Studio album by Niyaz
- Released: April 19, 2005 (U.S.)
- Genre: Dance, Electronica, World
- Length: 51:38
- Label: Six Degrees Records
- Producer: Azam Ali, Loga Ramin Torkian and Carmen Rizzo

Niyaz chronology
|  | Niyaz (2005) | Nine Heavens (2008) |

= Niyaz (album) =

Niyaz is the debut album of the Iranian music group Niyaz, an acoustic electronic project. The word "Niyaz" means "yearning" in Persian.

Niyaz reached #12 in the Billboard Top World Albums chart.

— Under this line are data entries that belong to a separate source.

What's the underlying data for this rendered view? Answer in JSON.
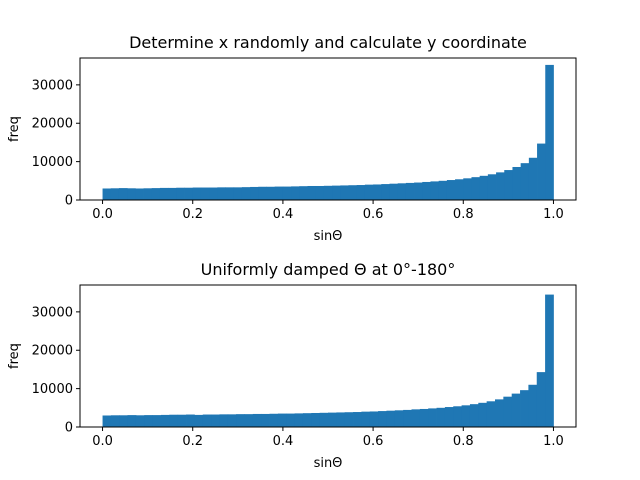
{
  "chart_data": [
    {
      "type": "bar",
      "title": "Determine x randomly and calculate y coordinate",
      "xlabel": "sinΘ",
      "ylabel": "freq",
      "xlim": [
        -0.05,
        1.05
      ],
      "ylim": [
        0,
        37000
      ],
      "grid": false,
      "xticks": [
        0.0,
        0.2,
        0.4,
        0.6,
        0.8,
        1.0
      ],
      "xtick_labels": [
        "0.0",
        "0.2",
        "0.4",
        "0.6",
        "0.8",
        "1.0"
      ],
      "yticks": [
        0,
        10000,
        20000,
        30000
      ],
      "ytick_labels": [
        "0",
        "10000",
        "20000",
        "30000"
      ],
      "bin_range": [
        0.0,
        1.0
      ],
      "values": [
        3000,
        3050,
        3100,
        3050,
        3000,
        3050,
        3100,
        3150,
        3150,
        3200,
        3200,
        3250,
        3250,
        3250,
        3300,
        3300,
        3300,
        3350,
        3400,
        3450,
        3450,
        3500,
        3500,
        3550,
        3600,
        3650,
        3650,
        3700,
        3750,
        3800,
        3850,
        3900,
        4000,
        4050,
        4150,
        4250,
        4350,
        4450,
        4550,
        4700,
        4850,
        5000,
        5200,
        5400,
        5650,
        5950,
        6300,
        6700,
        7200,
        7800,
        8600,
        9600,
        11000,
        14700,
        35200
      ]
    },
    {
      "type": "bar",
      "title": "Uniformly damped Θ at 0°-180°",
      "xlabel": "sinΘ",
      "ylabel": "freq",
      "xlim": [
        -0.05,
        1.05
      ],
      "ylim": [
        0,
        37000
      ],
      "grid": false,
      "xticks": [
        0.0,
        0.2,
        0.4,
        0.6,
        0.8,
        1.0
      ],
      "xtick_labels": [
        "0.0",
        "0.2",
        "0.4",
        "0.6",
        "0.8",
        "1.0"
      ],
      "yticks": [
        0,
        10000,
        20000,
        30000
      ],
      "ytick_labels": [
        "0",
        "10000",
        "20000",
        "30000"
      ],
      "bin_range": [
        0.0,
        1.0
      ],
      "values": [
        3000,
        3050,
        3050,
        3100,
        3050,
        3100,
        3100,
        3150,
        3200,
        3200,
        3250,
        3150,
        3250,
        3250,
        3300,
        3300,
        3350,
        3350,
        3400,
        3400,
        3450,
        3500,
        3500,
        3550,
        3600,
        3650,
        3700,
        3750,
        3800,
        3850,
        3900,
        4000,
        4050,
        4150,
        4250,
        4350,
        4450,
        4600,
        4700,
        4850,
        5000,
        5200,
        5400,
        5650,
        5950,
        6300,
        6700,
        7200,
        7900,
        8700,
        9600,
        11000,
        14300,
        34500
      ]
    }
  ],
  "colors": {
    "bar": "#1f77b4"
  }
}
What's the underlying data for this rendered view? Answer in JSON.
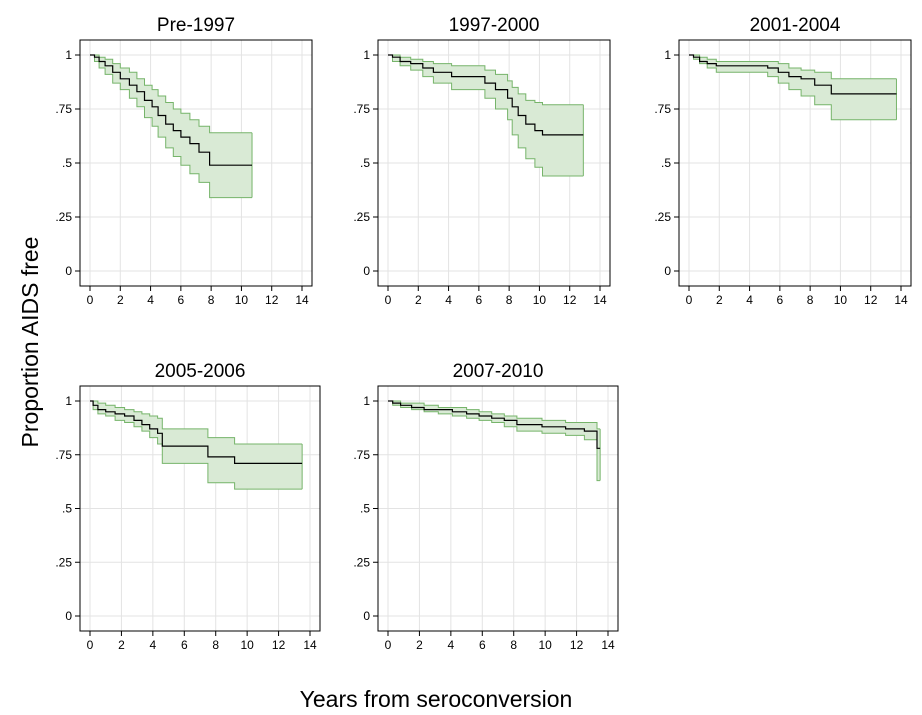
{
  "figure": {
    "ylabel": "Proportion AIDS free",
    "xlabel": "Years from seroconversion"
  },
  "colors": {
    "band_fill": "#d9ead5",
    "band_edge": "#76b46a",
    "line": "#000000",
    "grid": "#e3e3e3",
    "frame": "#000000"
  },
  "chart_data": [
    {
      "type": "line",
      "title": "Pre-1997",
      "xlim": [
        0,
        14
      ],
      "ylim": [
        0,
        1
      ],
      "xticks": [
        0,
        2,
        4,
        6,
        8,
        10,
        12,
        14
      ],
      "yticks": [
        0,
        0.25,
        0.5,
        0.75,
        1
      ],
      "ytick_labels": [
        "0",
        ".25",
        ".5",
        ".75",
        "1"
      ],
      "grid": true,
      "series": [
        {
          "x": [
            0,
            0.3,
            0.6,
            1.0,
            1.5,
            2.0,
            2.6,
            3.1,
            3.6,
            4.1,
            4.5,
            5.0,
            5.5,
            6.0,
            6.6,
            7.2,
            7.9,
            10.7
          ],
          "y": [
            1.0,
            0.99,
            0.97,
            0.95,
            0.92,
            0.89,
            0.86,
            0.83,
            0.79,
            0.76,
            0.72,
            0.68,
            0.65,
            0.62,
            0.59,
            0.55,
            0.49,
            0.49
          ],
          "lower": [
            1.0,
            0.97,
            0.94,
            0.91,
            0.87,
            0.84,
            0.8,
            0.76,
            0.71,
            0.67,
            0.62,
            0.57,
            0.53,
            0.49,
            0.45,
            0.41,
            0.34,
            0.34
          ],
          "upper": [
            1.0,
            1.0,
            0.99,
            0.98,
            0.96,
            0.94,
            0.92,
            0.89,
            0.86,
            0.84,
            0.81,
            0.78,
            0.75,
            0.73,
            0.7,
            0.67,
            0.64,
            0.64
          ]
        }
      ]
    },
    {
      "type": "line",
      "title": "1997-2000",
      "xlim": [
        0,
        14
      ],
      "ylim": [
        0,
        1
      ],
      "xticks": [
        0,
        2,
        4,
        6,
        8,
        10,
        12,
        14
      ],
      "yticks": [
        0,
        0.25,
        0.5,
        0.75,
        1
      ],
      "ytick_labels": [
        "0",
        ".25",
        ".5",
        ".75",
        "1"
      ],
      "grid": true,
      "series": [
        {
          "x": [
            0,
            0.3,
            0.8,
            1.5,
            2.3,
            3.0,
            4.2,
            6.4,
            7.1,
            7.9,
            8.2,
            8.6,
            9.1,
            9.7,
            10.2,
            12.9
          ],
          "y": [
            1.0,
            0.99,
            0.97,
            0.96,
            0.94,
            0.92,
            0.9,
            0.87,
            0.84,
            0.8,
            0.76,
            0.72,
            0.68,
            0.65,
            0.63,
            0.63
          ],
          "lower": [
            1.0,
            0.97,
            0.95,
            0.93,
            0.9,
            0.87,
            0.84,
            0.8,
            0.75,
            0.7,
            0.63,
            0.57,
            0.52,
            0.48,
            0.44,
            0.44
          ],
          "upper": [
            1.0,
            1.0,
            0.99,
            0.98,
            0.97,
            0.96,
            0.95,
            0.93,
            0.91,
            0.88,
            0.85,
            0.82,
            0.79,
            0.78,
            0.77,
            0.77
          ]
        }
      ]
    },
    {
      "type": "line",
      "title": "2001-2004",
      "xlim": [
        0,
        14
      ],
      "ylim": [
        0,
        1
      ],
      "xticks": [
        0,
        2,
        4,
        6,
        8,
        10,
        12,
        14
      ],
      "yticks": [
        0,
        0.25,
        0.5,
        0.75,
        1
      ],
      "ytick_labels": [
        "0",
        ".25",
        ".5",
        ".75",
        "1"
      ],
      "grid": true,
      "series": [
        {
          "x": [
            0,
            0.3,
            0.7,
            1.2,
            1.8,
            5.2,
            5.9,
            6.6,
            7.4,
            8.3,
            9.4,
            13.7
          ],
          "y": [
            1.0,
            0.99,
            0.97,
            0.96,
            0.95,
            0.94,
            0.92,
            0.9,
            0.89,
            0.86,
            0.82,
            0.82
          ],
          "lower": [
            1.0,
            0.98,
            0.96,
            0.94,
            0.92,
            0.9,
            0.87,
            0.84,
            0.81,
            0.77,
            0.7,
            0.7
          ],
          "upper": [
            1.0,
            1.0,
            0.99,
            0.98,
            0.97,
            0.97,
            0.96,
            0.94,
            0.93,
            0.92,
            0.89,
            0.89
          ]
        }
      ]
    },
    {
      "type": "line",
      "title": "2005-2006",
      "xlim": [
        0,
        14
      ],
      "ylim": [
        0,
        1
      ],
      "xticks": [
        0,
        2,
        4,
        6,
        8,
        10,
        12,
        14
      ],
      "yticks": [
        0,
        0.25,
        0.5,
        0.75,
        1
      ],
      "ytick_labels": [
        "0",
        ".25",
        ".5",
        ".75",
        "1"
      ],
      "grid": true,
      "series": [
        {
          "x": [
            0,
            0.2,
            0.5,
            1.0,
            1.6,
            2.2,
            2.8,
            3.3,
            3.8,
            4.3,
            4.6,
            7.5,
            9.2,
            13.5
          ],
          "y": [
            1.0,
            0.98,
            0.96,
            0.95,
            0.94,
            0.93,
            0.91,
            0.89,
            0.87,
            0.85,
            0.79,
            0.74,
            0.71,
            0.71
          ],
          "lower": [
            1.0,
            0.96,
            0.94,
            0.93,
            0.91,
            0.9,
            0.88,
            0.86,
            0.83,
            0.8,
            0.71,
            0.62,
            0.59,
            0.59
          ],
          "upper": [
            1.0,
            1.0,
            0.99,
            0.98,
            0.97,
            0.96,
            0.95,
            0.94,
            0.93,
            0.92,
            0.87,
            0.83,
            0.8,
            0.8
          ]
        }
      ]
    },
    {
      "type": "line",
      "title": "2007-2010",
      "xlim": [
        0,
        14
      ],
      "ylim": [
        0,
        1
      ],
      "xticks": [
        0,
        2,
        4,
        6,
        8,
        10,
        12,
        14
      ],
      "yticks": [
        0,
        0.25,
        0.5,
        0.75,
        1
      ],
      "ytick_labels": [
        "0",
        ".25",
        ".5",
        ".75",
        "1"
      ],
      "grid": true,
      "series": [
        {
          "x": [
            0,
            0.3,
            0.8,
            1.5,
            2.3,
            3.2,
            4.1,
            5.0,
            5.8,
            6.6,
            7.4,
            8.2,
            9.8,
            11.3,
            12.5,
            13.3,
            13.5
          ],
          "y": [
            1.0,
            0.99,
            0.98,
            0.97,
            0.96,
            0.96,
            0.95,
            0.94,
            0.93,
            0.92,
            0.91,
            0.89,
            0.88,
            0.87,
            0.86,
            0.78,
            0.78
          ],
          "lower": [
            1.0,
            0.98,
            0.97,
            0.96,
            0.95,
            0.94,
            0.93,
            0.92,
            0.91,
            0.9,
            0.88,
            0.86,
            0.85,
            0.84,
            0.82,
            0.63,
            0.63
          ],
          "upper": [
            1.0,
            1.0,
            0.99,
            0.99,
            0.98,
            0.97,
            0.97,
            0.96,
            0.95,
            0.94,
            0.93,
            0.92,
            0.91,
            0.9,
            0.9,
            0.87,
            0.87
          ]
        }
      ]
    }
  ]
}
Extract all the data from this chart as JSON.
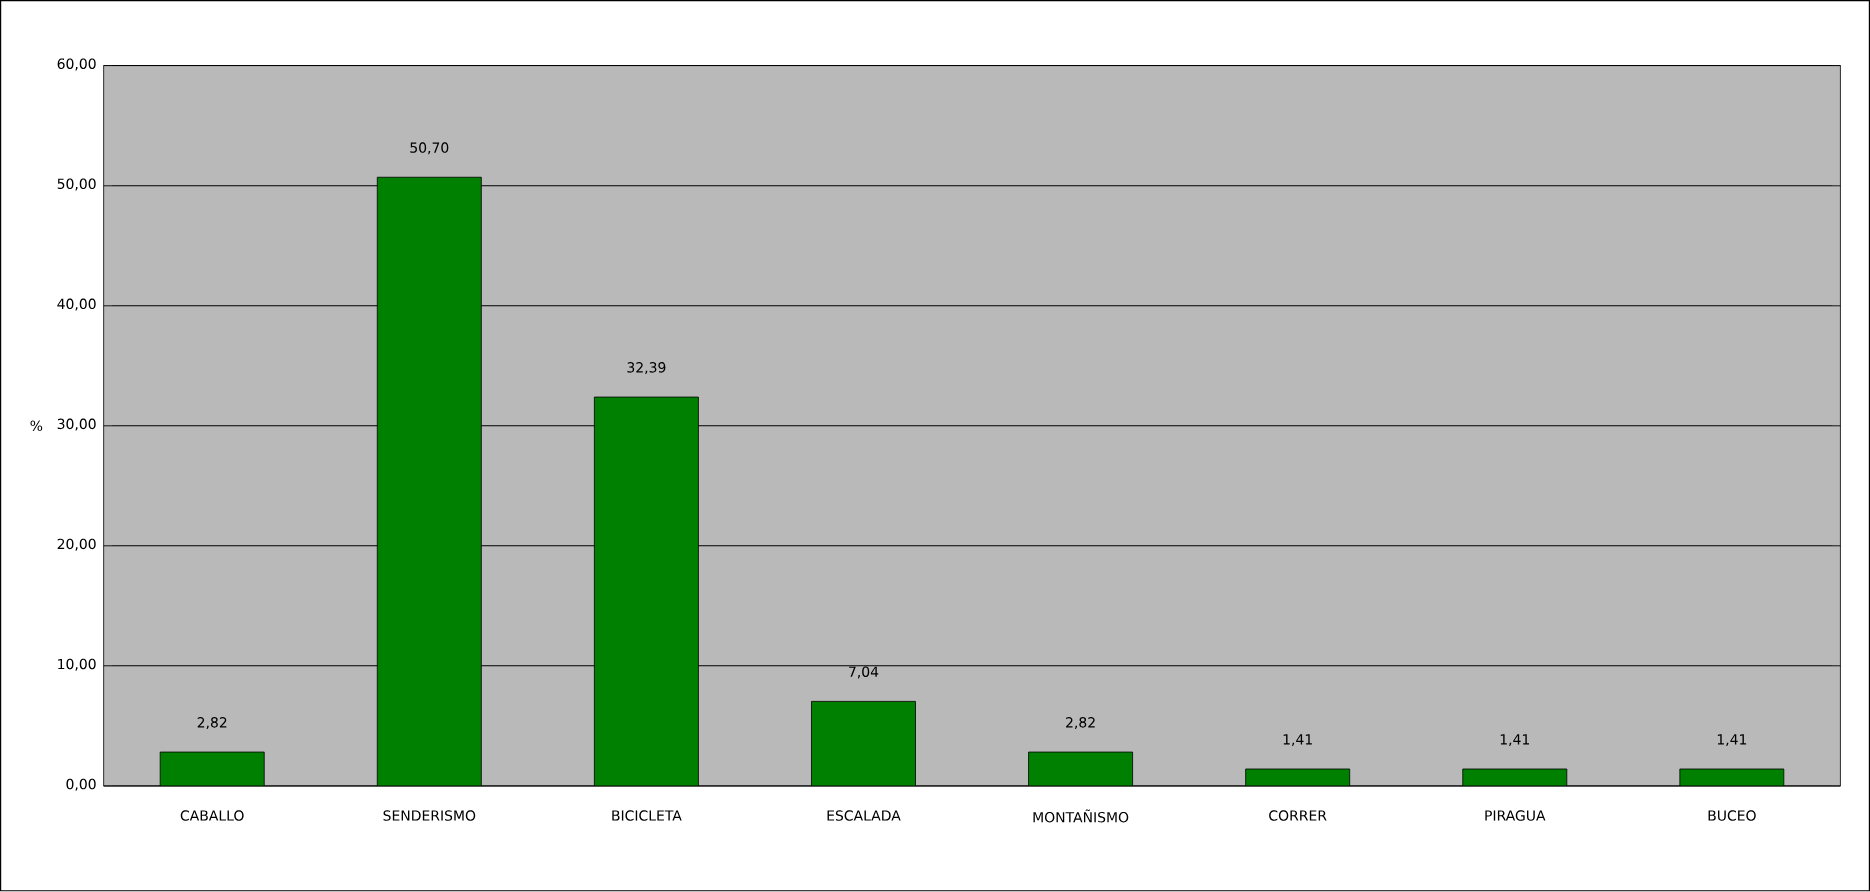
{
  "chart_data": {
    "type": "bar",
    "ylabel": "%",
    "categories": [
      "CABALLO",
      "SENDERISMO",
      "BICICLETA",
      "ESCALADA",
      "MONTAÑISMO",
      "CORRER",
      "PIRAGUA",
      "BUCEO"
    ],
    "values": [
      2.82,
      50.7,
      32.39,
      7.04,
      2.82,
      1.41,
      1.41,
      1.41
    ],
    "value_labels": [
      "2,82",
      "50,70",
      "32,39",
      "7,04",
      "2,82",
      "1,41",
      "1,41",
      "1,41"
    ],
    "color": "#008000",
    "ylim": [
      0,
      60
    ],
    "yticks": [
      {
        "value": 0,
        "label": "0,00"
      },
      {
        "value": 10,
        "label": "10,00"
      },
      {
        "value": 20,
        "label": "20,00"
      },
      {
        "value": 30,
        "label": "30,00"
      },
      {
        "value": 40,
        "label": "40,00"
      },
      {
        "value": 50,
        "label": "50,00"
      },
      {
        "value": 60,
        "label": "60,00"
      }
    ],
    "grid": "y"
  }
}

The track Dilruba was remixed by Junkie XL.

Professional ratings
Review scores
| Source | Rating |
| Allmusic | Star Half star |

== Track listing ==
1. "Ghazal"
2. "Nahan 'The Hidden'"
3. "Allahi Allah"
4. "The Hunt"
5. "Dunya"
6. "In The Shadow Of Life"
7. "Arezou"
8. "Golzar"
9. "Dilruba"
10. "Minara"
11. "Amritsar to Amman" (Digipack bonus track)

== Lyrical content ==

"Nahan" is based on parts of خوش باش که هر که راز داند (Xoš bâš ke har ke râz dânad) from Diwan-e Shams-e Tabrizi by Jalal ad-Din Muhammad Rumi.

"Allahi Allah" is based on a traditional Urdu religious song.

"The Hunt" is based on the poem بیا بریم دشت (Biyâ berim dašt) by the 14th century Persian poet Obeyd-e Zakani.